If EnCana's board of directors gives the project a thumbs up, the estimated C$700 million project would produce 300 MMcf/d by 2010. The field, is located about 250 kilometers offshore Halifax, is believed to hold about 632 Bcf of gas.
Nova Scotia Premier Rodney MacDonald said the government approval "is proof there is new momentum in our offshore. A momentum that will bring economic benefits to our region and jobs for our people."
EnCana had originally proposed a 400 MMcf/d deepwater project using three platforms, but with government approval, the proposal was withdrawn in early 2003 (see NGI, March 3, 2003). In mid-2006, EnCana resubmitted a scaled-down proposal that cut production estimates by 25% (see NGI, Sept. 11, 2006).
As it is now proposed, EnCana would guarantee that out of 1.35 million person-hours work in Nova Scotia, at least 850,000 hours would be done by Nova Scotians. The work would include jobs related to project engineering, design, procurement, fabrication and manufacturing.
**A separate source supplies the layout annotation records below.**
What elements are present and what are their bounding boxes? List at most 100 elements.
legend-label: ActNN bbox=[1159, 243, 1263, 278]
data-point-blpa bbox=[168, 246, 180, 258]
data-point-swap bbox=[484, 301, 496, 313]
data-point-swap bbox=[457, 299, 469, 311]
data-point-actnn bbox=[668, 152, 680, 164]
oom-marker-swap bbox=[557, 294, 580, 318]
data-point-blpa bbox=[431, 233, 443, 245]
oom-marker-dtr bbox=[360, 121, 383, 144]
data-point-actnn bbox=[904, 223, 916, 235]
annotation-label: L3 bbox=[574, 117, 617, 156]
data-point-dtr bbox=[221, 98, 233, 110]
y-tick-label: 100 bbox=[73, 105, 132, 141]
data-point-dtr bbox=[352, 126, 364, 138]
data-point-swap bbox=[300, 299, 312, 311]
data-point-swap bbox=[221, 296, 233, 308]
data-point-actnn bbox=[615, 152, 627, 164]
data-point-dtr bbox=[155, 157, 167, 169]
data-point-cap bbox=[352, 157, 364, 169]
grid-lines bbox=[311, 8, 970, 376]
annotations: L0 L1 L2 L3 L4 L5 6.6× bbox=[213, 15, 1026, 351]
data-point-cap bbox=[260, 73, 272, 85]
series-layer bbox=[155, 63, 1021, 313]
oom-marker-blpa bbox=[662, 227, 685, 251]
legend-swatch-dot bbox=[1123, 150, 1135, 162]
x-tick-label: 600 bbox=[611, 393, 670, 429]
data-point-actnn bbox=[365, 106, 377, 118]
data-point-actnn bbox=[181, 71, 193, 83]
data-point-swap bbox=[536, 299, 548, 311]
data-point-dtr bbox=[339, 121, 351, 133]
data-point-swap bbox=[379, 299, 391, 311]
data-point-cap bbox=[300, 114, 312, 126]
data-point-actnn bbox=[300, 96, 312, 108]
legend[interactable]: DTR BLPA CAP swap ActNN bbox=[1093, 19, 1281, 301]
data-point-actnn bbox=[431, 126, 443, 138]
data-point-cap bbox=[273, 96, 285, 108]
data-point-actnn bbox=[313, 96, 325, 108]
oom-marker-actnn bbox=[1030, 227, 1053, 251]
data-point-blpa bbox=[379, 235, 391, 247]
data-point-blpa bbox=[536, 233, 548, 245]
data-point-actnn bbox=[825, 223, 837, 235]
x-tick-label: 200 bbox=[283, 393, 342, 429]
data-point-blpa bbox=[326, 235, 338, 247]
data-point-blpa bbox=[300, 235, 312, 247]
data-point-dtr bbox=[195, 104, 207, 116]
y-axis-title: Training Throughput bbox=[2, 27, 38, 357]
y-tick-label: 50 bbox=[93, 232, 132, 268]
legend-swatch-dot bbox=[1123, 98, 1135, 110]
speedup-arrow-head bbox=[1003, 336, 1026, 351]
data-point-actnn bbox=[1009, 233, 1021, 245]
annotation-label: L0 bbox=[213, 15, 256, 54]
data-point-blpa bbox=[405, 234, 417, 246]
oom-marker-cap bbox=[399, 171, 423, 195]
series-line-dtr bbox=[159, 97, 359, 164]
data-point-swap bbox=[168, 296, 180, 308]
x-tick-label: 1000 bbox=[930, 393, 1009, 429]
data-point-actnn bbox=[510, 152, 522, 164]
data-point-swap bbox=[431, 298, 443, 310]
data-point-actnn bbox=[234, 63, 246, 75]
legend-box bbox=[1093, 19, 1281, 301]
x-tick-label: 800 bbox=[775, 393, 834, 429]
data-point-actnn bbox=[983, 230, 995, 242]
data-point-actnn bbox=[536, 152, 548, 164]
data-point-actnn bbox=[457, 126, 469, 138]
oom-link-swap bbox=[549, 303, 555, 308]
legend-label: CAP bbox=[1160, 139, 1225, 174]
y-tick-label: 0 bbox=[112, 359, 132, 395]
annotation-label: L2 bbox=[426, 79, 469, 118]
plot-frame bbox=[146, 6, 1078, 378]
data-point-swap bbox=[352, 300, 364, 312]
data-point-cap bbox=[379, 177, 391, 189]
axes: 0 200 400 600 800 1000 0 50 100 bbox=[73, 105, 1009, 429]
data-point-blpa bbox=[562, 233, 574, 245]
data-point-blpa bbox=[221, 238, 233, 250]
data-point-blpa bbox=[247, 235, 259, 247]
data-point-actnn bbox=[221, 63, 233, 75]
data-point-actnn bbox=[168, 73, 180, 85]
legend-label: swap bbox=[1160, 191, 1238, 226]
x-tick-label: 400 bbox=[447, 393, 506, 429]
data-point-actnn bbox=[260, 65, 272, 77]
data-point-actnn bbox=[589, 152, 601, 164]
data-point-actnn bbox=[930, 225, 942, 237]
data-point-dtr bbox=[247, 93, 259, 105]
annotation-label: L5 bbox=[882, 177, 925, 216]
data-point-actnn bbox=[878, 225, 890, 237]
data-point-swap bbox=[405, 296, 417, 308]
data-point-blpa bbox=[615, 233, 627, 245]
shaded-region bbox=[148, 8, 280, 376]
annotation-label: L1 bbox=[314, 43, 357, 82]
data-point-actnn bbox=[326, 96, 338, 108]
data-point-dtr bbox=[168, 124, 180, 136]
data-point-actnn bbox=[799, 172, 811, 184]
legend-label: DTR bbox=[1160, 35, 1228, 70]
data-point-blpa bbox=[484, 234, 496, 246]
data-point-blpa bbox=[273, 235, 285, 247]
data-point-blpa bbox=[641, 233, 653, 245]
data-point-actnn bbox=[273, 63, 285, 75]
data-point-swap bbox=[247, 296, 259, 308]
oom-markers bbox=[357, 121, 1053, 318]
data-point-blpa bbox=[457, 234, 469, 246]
Canadian Energy Minister Bill Dooks said the project, if it moves forward, would help spur exploration interest in Nova Scotia's offshore.
"This project represents new activity in our offshore, more people working, more investments and, ultimately, more interest in our resource," said Dooks. "It also shows industry that our regulatory reforms work and that we can approve projects quickly."